Os tipos de hepatite mais conhecidos são o A, B e C, causados por vírus. Mas a doença tem origem em outros microorganismos, como fungos, protozoários e bactérias, e em fatores externos, com o consumo excessivo de álcool e alguns medicamentos. ''Trata-se de uma inflamação do fígado que pode surgir de várias maneiras. A causada por vírus vai do tipo A até o tipo G, sendo a A, B e C as mais comuns'', diz o infectologista Jan Walter Stegmann.
Das três, as mais preocupantes são a hepatite B e C, que podem causar cirrose e câncer de fígado, levando o paciente à morte. ''Quando a pessoa contrai o vírus da hepatite, seja qual for o tipo, ela pode eliminá-lo naturalmente ou permanecer com ele e não desenvolver os sintomas, ou se tornar um paciente crônico, com sintomas. Vinte por cento das pessoas podem ser se tornar sintomáticas num período de 20 anos'', explica o especialista.

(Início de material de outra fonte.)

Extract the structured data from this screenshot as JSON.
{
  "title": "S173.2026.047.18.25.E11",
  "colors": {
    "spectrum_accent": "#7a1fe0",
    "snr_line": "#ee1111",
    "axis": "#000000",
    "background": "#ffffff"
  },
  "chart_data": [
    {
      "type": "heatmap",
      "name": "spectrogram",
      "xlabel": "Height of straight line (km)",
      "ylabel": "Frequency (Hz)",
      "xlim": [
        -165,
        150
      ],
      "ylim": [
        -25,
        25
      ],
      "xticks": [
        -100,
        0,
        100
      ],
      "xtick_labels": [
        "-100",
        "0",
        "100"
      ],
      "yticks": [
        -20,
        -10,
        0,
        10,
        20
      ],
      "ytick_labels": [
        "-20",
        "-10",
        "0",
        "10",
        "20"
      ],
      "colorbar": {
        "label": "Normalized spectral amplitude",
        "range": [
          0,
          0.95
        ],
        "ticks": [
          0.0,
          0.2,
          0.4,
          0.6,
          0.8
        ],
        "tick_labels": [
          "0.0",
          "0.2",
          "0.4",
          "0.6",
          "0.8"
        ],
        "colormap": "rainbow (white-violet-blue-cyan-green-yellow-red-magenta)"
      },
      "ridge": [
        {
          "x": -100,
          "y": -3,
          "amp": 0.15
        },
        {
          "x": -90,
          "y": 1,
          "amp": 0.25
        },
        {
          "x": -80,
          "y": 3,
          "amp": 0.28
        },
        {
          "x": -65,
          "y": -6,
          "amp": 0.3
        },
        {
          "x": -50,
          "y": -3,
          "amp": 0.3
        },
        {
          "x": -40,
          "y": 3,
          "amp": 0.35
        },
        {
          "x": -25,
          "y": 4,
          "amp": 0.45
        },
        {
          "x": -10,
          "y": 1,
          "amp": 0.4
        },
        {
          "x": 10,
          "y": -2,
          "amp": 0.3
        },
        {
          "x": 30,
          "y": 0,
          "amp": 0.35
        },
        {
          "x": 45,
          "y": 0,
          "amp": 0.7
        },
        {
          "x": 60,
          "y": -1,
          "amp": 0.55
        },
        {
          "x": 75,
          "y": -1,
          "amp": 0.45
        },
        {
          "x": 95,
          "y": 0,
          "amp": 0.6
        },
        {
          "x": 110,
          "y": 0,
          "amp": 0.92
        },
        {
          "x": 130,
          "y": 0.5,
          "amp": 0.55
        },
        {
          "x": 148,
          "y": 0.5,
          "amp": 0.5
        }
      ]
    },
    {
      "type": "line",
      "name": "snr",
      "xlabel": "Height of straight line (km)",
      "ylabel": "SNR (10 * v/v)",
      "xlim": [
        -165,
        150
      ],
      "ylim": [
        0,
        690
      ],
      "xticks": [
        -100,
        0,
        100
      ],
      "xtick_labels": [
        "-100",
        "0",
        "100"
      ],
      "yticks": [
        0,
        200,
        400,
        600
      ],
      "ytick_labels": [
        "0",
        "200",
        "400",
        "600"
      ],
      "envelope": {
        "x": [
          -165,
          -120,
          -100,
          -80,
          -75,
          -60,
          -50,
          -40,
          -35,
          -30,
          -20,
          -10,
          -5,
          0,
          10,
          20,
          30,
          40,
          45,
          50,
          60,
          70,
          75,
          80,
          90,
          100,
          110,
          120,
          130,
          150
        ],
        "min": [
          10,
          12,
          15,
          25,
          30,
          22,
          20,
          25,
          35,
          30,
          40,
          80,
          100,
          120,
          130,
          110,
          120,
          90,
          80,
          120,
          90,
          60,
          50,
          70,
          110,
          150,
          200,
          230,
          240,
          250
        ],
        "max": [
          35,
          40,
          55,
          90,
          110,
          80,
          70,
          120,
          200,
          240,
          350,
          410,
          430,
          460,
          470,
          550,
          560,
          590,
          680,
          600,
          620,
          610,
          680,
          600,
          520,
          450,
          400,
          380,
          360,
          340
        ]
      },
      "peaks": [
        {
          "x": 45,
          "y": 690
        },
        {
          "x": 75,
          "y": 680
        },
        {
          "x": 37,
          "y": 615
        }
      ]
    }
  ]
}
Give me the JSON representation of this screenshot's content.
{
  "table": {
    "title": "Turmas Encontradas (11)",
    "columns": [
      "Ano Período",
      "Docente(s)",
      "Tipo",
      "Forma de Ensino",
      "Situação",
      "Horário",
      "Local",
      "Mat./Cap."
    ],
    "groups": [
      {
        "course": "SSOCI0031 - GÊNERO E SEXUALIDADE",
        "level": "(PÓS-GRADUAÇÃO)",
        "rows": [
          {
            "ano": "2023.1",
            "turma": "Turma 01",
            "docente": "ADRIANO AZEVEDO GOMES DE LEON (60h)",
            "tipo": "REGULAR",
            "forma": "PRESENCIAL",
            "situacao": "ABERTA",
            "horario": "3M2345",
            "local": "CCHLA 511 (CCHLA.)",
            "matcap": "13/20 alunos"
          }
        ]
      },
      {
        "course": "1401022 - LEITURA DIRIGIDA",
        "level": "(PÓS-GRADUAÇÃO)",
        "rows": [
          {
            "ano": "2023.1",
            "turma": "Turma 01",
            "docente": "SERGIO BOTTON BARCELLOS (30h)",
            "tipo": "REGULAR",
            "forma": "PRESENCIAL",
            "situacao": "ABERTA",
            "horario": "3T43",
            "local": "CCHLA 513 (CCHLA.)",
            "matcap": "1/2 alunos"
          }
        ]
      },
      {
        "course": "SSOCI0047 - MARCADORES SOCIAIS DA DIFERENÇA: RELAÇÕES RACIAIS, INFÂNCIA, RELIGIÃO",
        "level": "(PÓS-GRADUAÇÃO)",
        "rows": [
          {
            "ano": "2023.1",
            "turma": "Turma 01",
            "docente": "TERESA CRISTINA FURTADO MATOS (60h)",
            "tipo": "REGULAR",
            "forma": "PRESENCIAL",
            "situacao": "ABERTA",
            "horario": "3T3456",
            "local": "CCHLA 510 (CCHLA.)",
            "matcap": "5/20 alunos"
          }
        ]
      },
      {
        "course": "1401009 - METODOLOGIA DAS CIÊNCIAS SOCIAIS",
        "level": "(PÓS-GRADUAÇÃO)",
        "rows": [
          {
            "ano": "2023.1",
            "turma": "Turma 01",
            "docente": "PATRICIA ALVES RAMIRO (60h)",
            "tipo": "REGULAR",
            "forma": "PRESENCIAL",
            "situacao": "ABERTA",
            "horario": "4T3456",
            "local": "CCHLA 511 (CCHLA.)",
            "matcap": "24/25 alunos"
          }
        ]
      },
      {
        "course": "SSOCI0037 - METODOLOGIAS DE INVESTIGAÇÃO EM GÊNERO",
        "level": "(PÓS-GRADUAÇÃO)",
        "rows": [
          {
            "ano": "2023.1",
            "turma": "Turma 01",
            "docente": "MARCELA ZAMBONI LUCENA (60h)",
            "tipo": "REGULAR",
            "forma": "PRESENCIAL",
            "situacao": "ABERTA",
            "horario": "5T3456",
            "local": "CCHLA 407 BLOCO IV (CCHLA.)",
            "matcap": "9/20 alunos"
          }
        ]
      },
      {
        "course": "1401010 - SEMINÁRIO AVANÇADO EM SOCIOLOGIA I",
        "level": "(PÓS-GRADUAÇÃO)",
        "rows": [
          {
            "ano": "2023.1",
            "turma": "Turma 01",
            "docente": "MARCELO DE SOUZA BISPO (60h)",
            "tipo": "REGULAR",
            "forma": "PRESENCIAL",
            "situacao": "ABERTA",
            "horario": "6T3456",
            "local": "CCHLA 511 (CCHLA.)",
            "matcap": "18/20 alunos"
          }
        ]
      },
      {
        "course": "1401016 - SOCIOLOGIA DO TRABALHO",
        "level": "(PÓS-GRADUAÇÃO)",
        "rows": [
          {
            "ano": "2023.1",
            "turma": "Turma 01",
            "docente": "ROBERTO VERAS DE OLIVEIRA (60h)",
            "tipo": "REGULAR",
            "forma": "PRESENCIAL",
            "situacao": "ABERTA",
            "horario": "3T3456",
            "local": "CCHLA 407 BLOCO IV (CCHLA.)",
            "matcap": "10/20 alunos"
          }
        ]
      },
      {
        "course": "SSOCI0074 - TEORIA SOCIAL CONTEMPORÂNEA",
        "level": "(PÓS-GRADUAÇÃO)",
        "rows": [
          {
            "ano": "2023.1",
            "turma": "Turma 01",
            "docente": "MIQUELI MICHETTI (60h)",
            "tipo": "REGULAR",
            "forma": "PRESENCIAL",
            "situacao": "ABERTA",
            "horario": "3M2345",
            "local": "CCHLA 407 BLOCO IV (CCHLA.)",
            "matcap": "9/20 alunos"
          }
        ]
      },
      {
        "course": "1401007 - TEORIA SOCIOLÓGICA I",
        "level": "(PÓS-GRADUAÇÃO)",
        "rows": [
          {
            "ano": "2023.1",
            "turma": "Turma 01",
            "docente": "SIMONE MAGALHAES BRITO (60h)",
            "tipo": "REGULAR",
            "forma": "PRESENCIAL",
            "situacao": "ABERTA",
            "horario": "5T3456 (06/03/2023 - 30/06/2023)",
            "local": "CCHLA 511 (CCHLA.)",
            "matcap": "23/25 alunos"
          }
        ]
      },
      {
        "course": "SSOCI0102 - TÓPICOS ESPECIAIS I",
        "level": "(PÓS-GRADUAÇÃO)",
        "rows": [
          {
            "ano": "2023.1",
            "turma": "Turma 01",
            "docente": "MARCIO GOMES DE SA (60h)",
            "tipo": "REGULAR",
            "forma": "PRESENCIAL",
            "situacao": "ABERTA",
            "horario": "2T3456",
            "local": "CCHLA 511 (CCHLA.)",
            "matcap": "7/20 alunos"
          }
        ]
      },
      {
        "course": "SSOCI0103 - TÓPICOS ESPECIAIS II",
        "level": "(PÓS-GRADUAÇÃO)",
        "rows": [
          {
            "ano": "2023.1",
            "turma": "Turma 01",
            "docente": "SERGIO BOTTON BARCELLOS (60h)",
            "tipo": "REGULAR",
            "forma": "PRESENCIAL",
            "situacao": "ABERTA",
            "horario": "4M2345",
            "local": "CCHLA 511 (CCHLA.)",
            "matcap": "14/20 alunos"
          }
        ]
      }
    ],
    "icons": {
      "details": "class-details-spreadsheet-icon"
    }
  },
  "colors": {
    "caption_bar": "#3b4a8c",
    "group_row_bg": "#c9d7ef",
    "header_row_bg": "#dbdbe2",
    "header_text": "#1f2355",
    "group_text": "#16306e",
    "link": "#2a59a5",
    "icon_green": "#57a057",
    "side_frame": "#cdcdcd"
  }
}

Quando a doença do tipo B é transmitida de mãe para filho, durante o parto, 95% dos casos se tornam crônicos. ''Esse grupo tem um risco maior porque a criança ainda não têm o sistema imunológico maduro o suficiente para desenvolver defesa contra o vírus HBV, responsável pela hepatite B'', afirma o gastroenterologista e especialista em Hepatite B da Universidade de Hong Kong, George Lau, que esteve no Brasil para um simpósio sobre a doença no mês passado, em Campos do Jordão.
O problema nos casos de hepatite B é a facilidade com que a doença tem se espalhado. No Brasil, ela atinge 2 milhões de pessoas, sendo 200 mil em estado crônico. Ela é transmitida através de relações sexuais e sangue contaminado adquirido em transfusões e compartilhamento de seringas e objetos cortantes infectados. ''O sangue dos bancos de doação já passa pelos testes para detectar a presença de anticorpos, o que indica que a pessoa já teve um contato com o vírus. É dessa forma que muitas pessoas descobrem que tiveram o HBV no sangue'', comenta Jan.
O vírus do tipo C também é transmitido pelo sangue, mas em número bem menor, e o tipo A é transmitido por via oral. ''Na hepatite A, o paciente não desenvolve a doença crônica. O organismo acaba eliminando o vírus sozinho'', garante. Mas todas podem apresentar a forma aguda, com sintomas que podem ser febre, mal-estar, náusea, dor de barriga, pele amarelada, intolerância à gordura e cigarro e dor de garganta. ''Mas poucas pessoas desenvolvem os sintomas agudos'', lembra o médico.
Para evitar a doença, ele recomenda o uso de camisinha e de seringas e materiais cortantes individuais. ''Quem usa cocaína também pode pegar hepatite C através dos canudos compartilhados para cheirar o pó. Já o tipo A é evitado com higiene no preparo de alimentos e saneamento básico. Para o tipo B existe vacina distribuída pela rede pública nos postos, mas ela tem validade de dez anos, depois precisa ser reforçada. O tipo A também possui vacina fornecida gratuitamente apenas para alguns casos, com indicação médica''.